Sous la présidence de Goodluck Jonathan, on se souvient d’ailleurs que le discours politico-diplomatique dominant était d’attirer l’attention, non seulement de ces pays, mais aussi de la France dont ils font partie du pré carré, sur le caractère régional de cette menace. Le ministère nigérian de l’information de l’époque l’a clairement martelé, en février 2014, à la veille d’une visite à Abuja du Président François Hollande : L’insurrection de Boko Haram pourrait devenir « un problème majeur pour la France, pour les intérêts occidentaux en Afrique de l’Ouest »[Propos rapportés par une dépêche de l’AFP du 25 janvier 2014]. Cet avertissement n’avait pas été pris très au sérieux dans l’immédiat, aussi bien par la France, dont l’engagement contre Boko Haram n’est jamais allé au-delà des déclarations solennelles de ses dirigeants, que par les pays voisins du Nigéria, notamment le Niger et le Tchad, dont les dirigeants, bien que conscients des conséquences socioéconomiques prévisibles de cette insurrection, pouvaient encore considérer cette menace comme plutôt virtuelle. C’est sans doute d’ailleurs la raison pour laquelle les dirigeants de ces deux pays n’avaient pas hésité à retirer du Nigeria, courant novembre 2014, leurs contingents militaires engagés depuis 1998 dans la force multinationale (MNJP) chargée de combattre le trafic d’armes et toutes formes de banditisme dans le bassin du lac Tchad. Cette force multinationale était constituée des éléments issus des forces armées du Tchad, du Nigeria et du Niger ; elle avait réussi, pendant plusieurs années, à préserver un climat de sécurité relative dans le lit du lac Tchad[L’idée de créer cette force multinationale, dénommée au départ patrouille mixte, a été lancée en novembre 1984 lors d’une réunion de la Commission du bassin du lac Tchad à Maiduguri au Niger ; elle a été relancée 10 ans plus tard au cours d’une autre réunion de l’organisation tenue à Maiduguri du 10 au 13 novembre 1994.].

Après la dislocation de fait de cette force multinationale, avec le retrait successif du contingent tchadien et du contingent nigérien, il a été facile pour les insurgés de Boko Haram de prendre, en janvier 2015, le contrôle de la ville de Baga au Nigeria, qui en abritait le quartier général. Les informations diffusées par les médias internationaux indiquent que l’attaque de Boko Haram contre la ville de Baga a été l’une des plus meurtrières jamais enregistrées[Un rapport d’Amnesty International donne le chiffre de 2000 morts] ; elle a permis à Boko Haram d’occuper une position stratégique dans le bassin du lac Tchad et de prendre possession d’une quantité impressionnante d’armements laissés sur place par une armée nigériane en déroute.
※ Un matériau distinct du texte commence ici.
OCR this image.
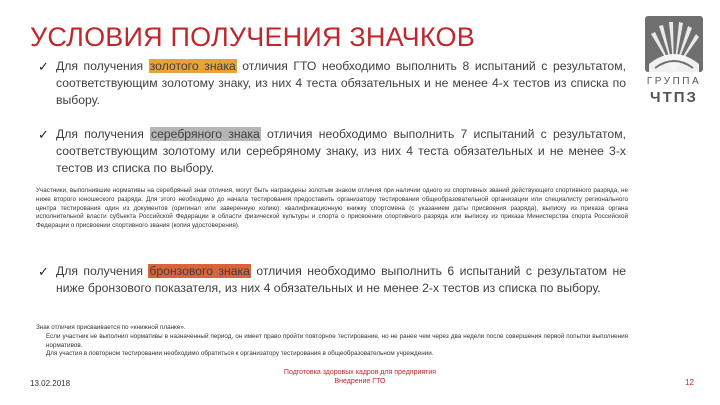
УСЛОВИЯ ПОЛУЧЕНИЯ ЗНАЧКОВ
ГРУППА
ЧТПЗ
✓ Для получения золотого знака отличия ГТО необходимо выполнить 8 испытаний с результатом, соответствующим золотому знаку, из них 4 теста обязательных и не менее 4-х тестов из списка по выбору.
✓ Для получения серебряного знака отличия необходимо выполнить 7 испытаний с результатом, соответствующим золотому или серебряному знаку, из них 4 теста обязательных и не менее 3-х тестов из списка по выбору.
Участники, выполнившие нормативы на серебряный знак отличия, могут быть награждены золотым знаком отличия при наличии одного из спортивных званий действующего спортивного разряда, не ниже второго юношеского разряда. Для этого необходимо до начала тестирования предоставить организатору тестирования общеобразовательной организации или специалисту регионального центра тестирования один из документов (оригинал или заверенную копию): квалификационную книжку спортсмена (с указанием даты присвоения разряда), выписку из приказа органа исполнительной власти субъекта Российской Федерации в области физической культуры и спорта о присвоении спортивного разряда или выписку из приказа Министерства спорта Российской Федерации о присвоении спортивного звания (копия удостоверения).
✓ Для получения бронзового знака отличия необходимо выполнить 6 испытаний с результатом не ниже бронзового показателя, из них 4 обязательных и не менее 2-х тестов из списка по выбору.
Знак отличия присваивается по «книжной планке».
Если участник не выполнил нормативы в назначенный период, он имеет право пройти повторное тестирование, но не ранее чем через два недели после совершения первой попытки выполнения нормативов.
Для участия в повторном тестировании необходимо обратиться к организатору тестирования в общеобразовательном учреждении.
13.02.2018
Подготовка здоровых кадров для предприятия
Внедрение ГТО	12
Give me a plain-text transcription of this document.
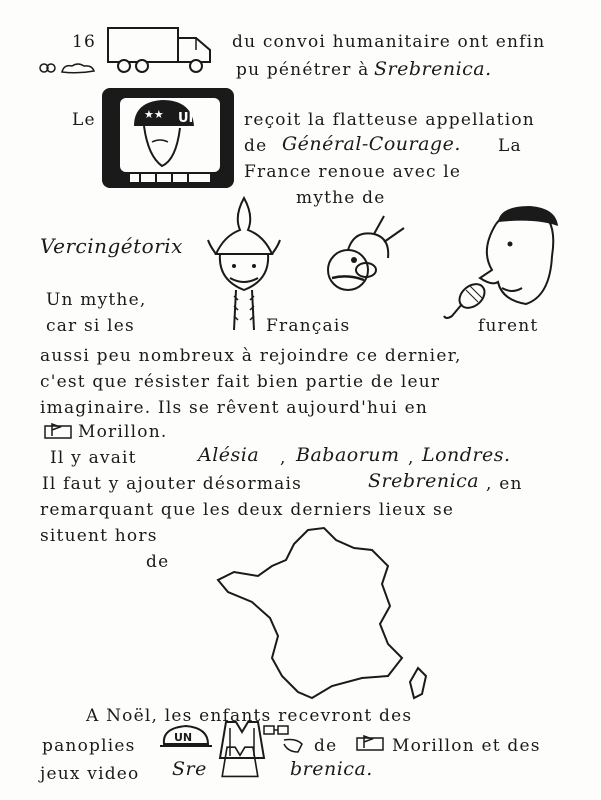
16	du convoi humanitaire ont enfin
pu pénétrer à Srebrenica.
Le	UN
★★	reçoit la flatteuse appellation
de Général-Courage. La
France renoue avec le
mythe de
Vercingétorix
Un mythe,
car si les	Français	furent
aussi peu nombreux à rejoindre ce dernier,
c'est que résister fait bien partie de leur
imaginaire. Ils se rêvent aujourd'hui en
Morillon.
Il y avait	Alésia , Babaorum , Londres.
Il faut y ajouter désormais	Srebrenica , en
remarquant que les deux derniers lieux se
situent hors
de
A Noël, les enfants recevront des
panoplies	UN	de	Morillon et des
jeux video Sre	brenica.
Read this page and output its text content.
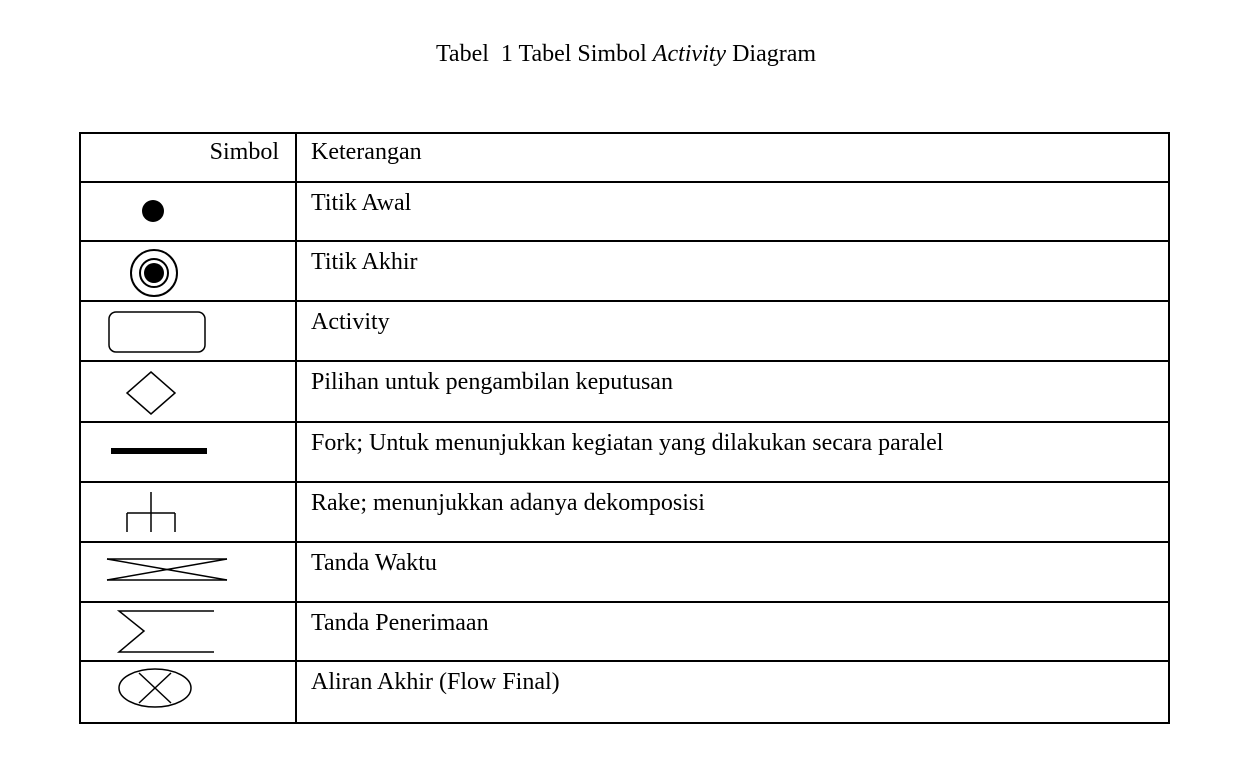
Tabel  1 Tabel Simbol Activity Diagram
Simbol	Keterangan
Titik Awal
Titik Akhir
Activity
Pilihan untuk pengambilan keputusan
Fork; Untuk menunjukkan kegiatan yang dilakukan secara paralel
Rake; menunjukkan adanya dekomposisi
Tanda Waktu
Tanda Penerimaan
Aliran Akhir (Flow Final)
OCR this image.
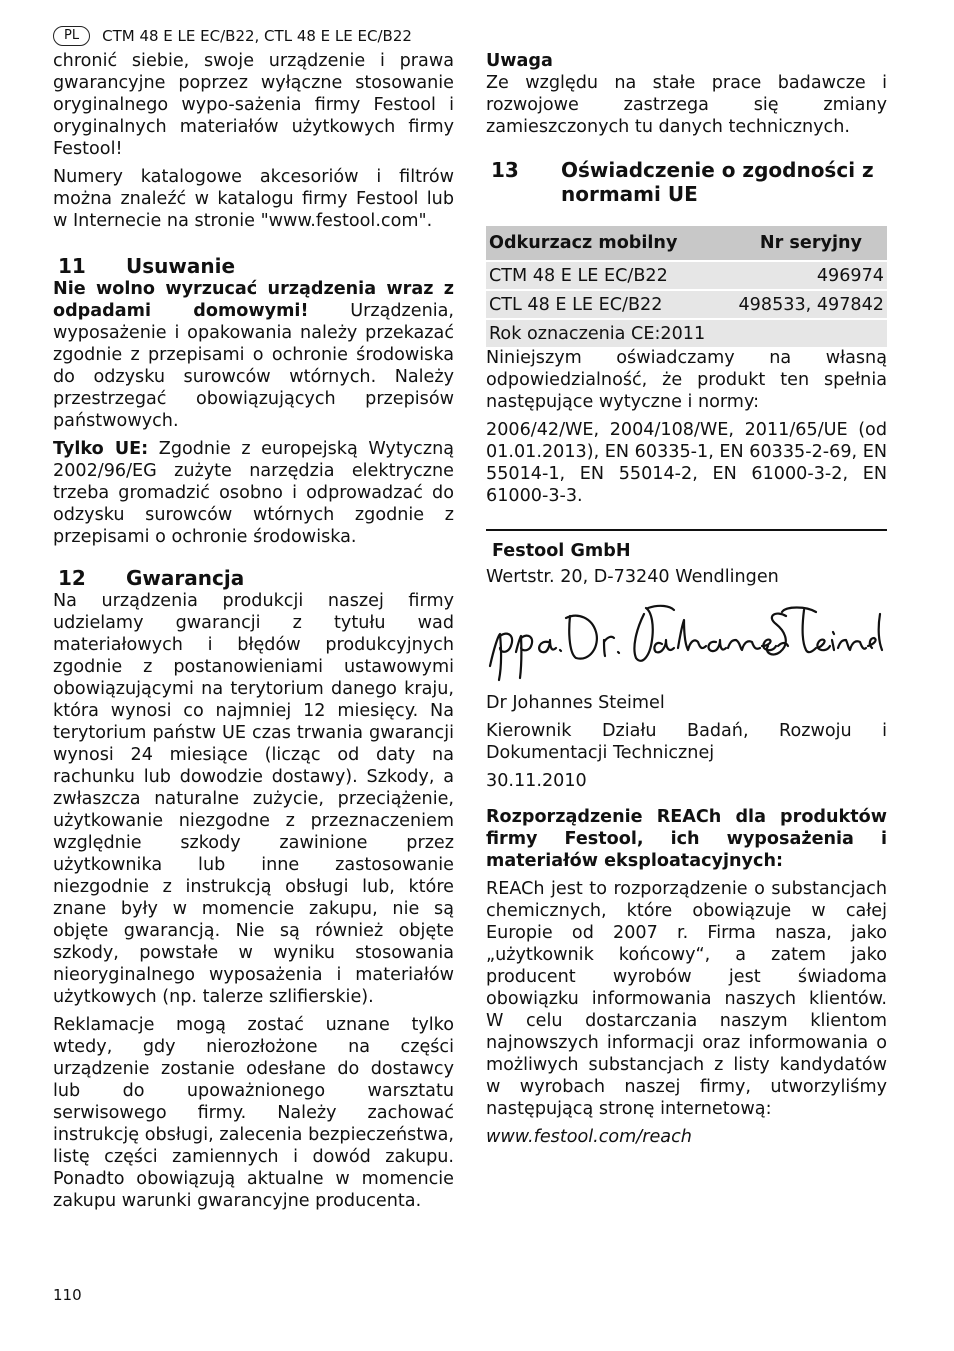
PL	CTM 48 E LE EC/B22, CTL 48 E LE EC/B22

chronić siebie, swoje urządzenie i prawa gwarancyjne poprzez wyłączne stosowanie oryginalnego wypo-sażenia firmy Festool i oryginalnych materiałów użytkowych firmy Festool!

Numery katalogowe akcesoriów i filtrów można znaleźć w katalogu firmy Festool lub w Internecie na stronie "www.festool.com".

11	Usuwanie

Nie wolno wyrzucać urządzenia wraz z odpadami domowymi! Urządzenia, wyposażenie i opakowania należy przekazać zgodnie z przepisami o ochronie środowiska do odzysku surowców wtórnych. Należy przestrzegać obowiązujących przepisów państwowych.

Tylko UE: Zgodnie z europejską Wytyczną 2002/96/EG zużyte narzędzia elektryczne trzeba gromadzić osobno i odprowadzać do odzysku surowców wtórnych zgodnie z przepisami o ochronie środowiska.

12	Gwarancja

Na urządzenia produkcji naszej firmy udzielamy gwarancji z tytułu wad materiałowych i błędów produkcyjnych zgodnie z postanowieniami ustawowymi obowiązującymi na terytorium danego kraju, która wynosi co najmniej 12 miesięcy. Na terytorium państw UE czas trwania gwarancji wynosi 24 miesiące (licząc od daty na rachunku lub dowodzie dostawy). Szkody, a zwłaszcza naturalne zużycie, przeciążenie, użytkowanie niezgodne z przeznaczeniem względnie szkody zawinione przez użytkownika lub inne zastosowanie niezgodnie z instrukcją obsługi lub, które znane były w momencie zakupu, nie są objęte gwarancją. Nie są również objęte szkody, powstałe w wyniku stosowania nieoryginalnego wyposażenia i materiałów użytkowych (np. talerze szlifierskie).

Reklamacje mogą zostać uznane tylko wtedy, gdy nierozłożone na części urządzenie zostanie odesłane do dostawcy lub do upoważnionego warsztatu serwisowego firmy. Należy zachować instrukcję obsługi, zalecenia bezpieczeństwa, listę części zamiennych i dowód zakupu. Ponadto obowiązują aktualne w momencie zakupu warunki gwarancyjne producenta.

Uwaga

Ze względu na stałe prace badawcze i rozwojowe zastrzega się zmiany zamieszczonych tu danych technicznych.

13	Oświadczenie o zgodności z normami UE
Odkurzacz mobilny	Nr seryjny
CTM 48 E LE EC/B22	496974
CTL 48 E LE EC/B22	498533, 497842
Rok oznaczenia CE:2011	

Niniejszym oświadczamy na własną odpowiedzialność, że produkt ten spełnia następujące wytyczne i normy:

2006/42/WE, 2004/108/WE, 2011/65/UE (od 01.01.2013), EN 60335-1, EN 60335-2-69, EN 55014-1, EN 55014-2, EN 61000-3-2, EN 61000-3-3.

Festool GmbH

Wertstr. 20, D-73240 Wendlingen

Dr Johannes Steimel

Kierownik Działu Badań, Rozwoju i Dokumentacji Technicznej

30.11.2010

Rozporządzenie REACh dla produktów firmy Festool, ich wyposażenia i materiałów eksploatacyjnych:

REACh jest to rozporządzenie o substancjach chemicznych, które obowiązuje w całej Europie od 2007 r. Firma nasza, jako „użytkownik końcowy“, a zatem jako producent wyrobów jest świadoma obowiązku informowania naszych klientów. W celu dostarczania naszym klientom najnowszych informacji oraz informowania o możliwych substancjach z listy kandydatów w wyrobach naszej firmy, utworzyliśmy następującą stronę internetową:

www.festool.com/reach

110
C’est seulement après ce tragique évènement que les pays voisins du Nigeria ont pris véritablement conscience de l’ampleur de la menace que représente Boko Haram pour eux ; et cette prise de conscience s’est traduite par la tenue à Niamey d’une réunion des pays membres de la Commission du Bassin du Lac Tchad au cours de laquelle il avait été décidé de créer une force multinationale mixte composée de 8000 soldats. Les pays francophones voisins du Nigeria, notamment le Niger, le Tchad, le Cameroun et le Benin, s’étaient découvert une nouvelle vocation, celle de mobiliser la communauté internationale pour tenter de sauver leur grand voisin et endiguer une menace djihadiste déjà à leurs portes.

Quelques jours après la réunion de Niamey, l’entrée officielle de ces pays francophones en guerre contre Boko Haram a été annoncée à Ndjamena où, à la demande du Président Idriss Deby qui était jusque-là médiateur pour la libération des filles de Chibok, le parlement avait autorisé l’envoi de l’armée tchadienne au Cameroun puis au Nigeria. La première attaque de Boko-Haram au Niger est intervenue le 6 février 2015 à Bosso ; elle a été fermement écrasée grâce aux efforts conjugués des armées tchadienne et nigérienne. En mars 2015, les deux armées ont décidé de mener une grande offensive sur le territoire nigérian avec l’aval des autorités d’Abuja, soucieuses de remporter au moins quelques victoires militaires significatives contre Boko Haram, avant la tenue d’un double scrutin décisif pour la survie politique du régime du Président Goodluck Jonathan. Cette offensive a permis aux deux armées de reprendre, en un temps record, la plupart des villes nigérianes situées le long de la frontière avec le Niger ; mais, quelques temps seulement après la défaite électorale de Goodluck Jonathan, battu par un ancien général à la retraite connu pour son intégrité et son patriotisme, les armées tchadienne et nigérienne se sont retirées du territoire nigérian, au grand bonheur de Boko Haram qui s’est empressé de reprendre ses positions. Les autorités nigériennes et tchadiennes considèrent aujourd’hui que cette décision de retrait fut une erreur monumentale ; elles se disent déterminées à rééditer au cours des prochains jours leur exploit de mars 2015 en envoyant leurs troupes combattre Boko-Haram sur le territoire nigérian, avec ou sans l’aide de la communauté internationale.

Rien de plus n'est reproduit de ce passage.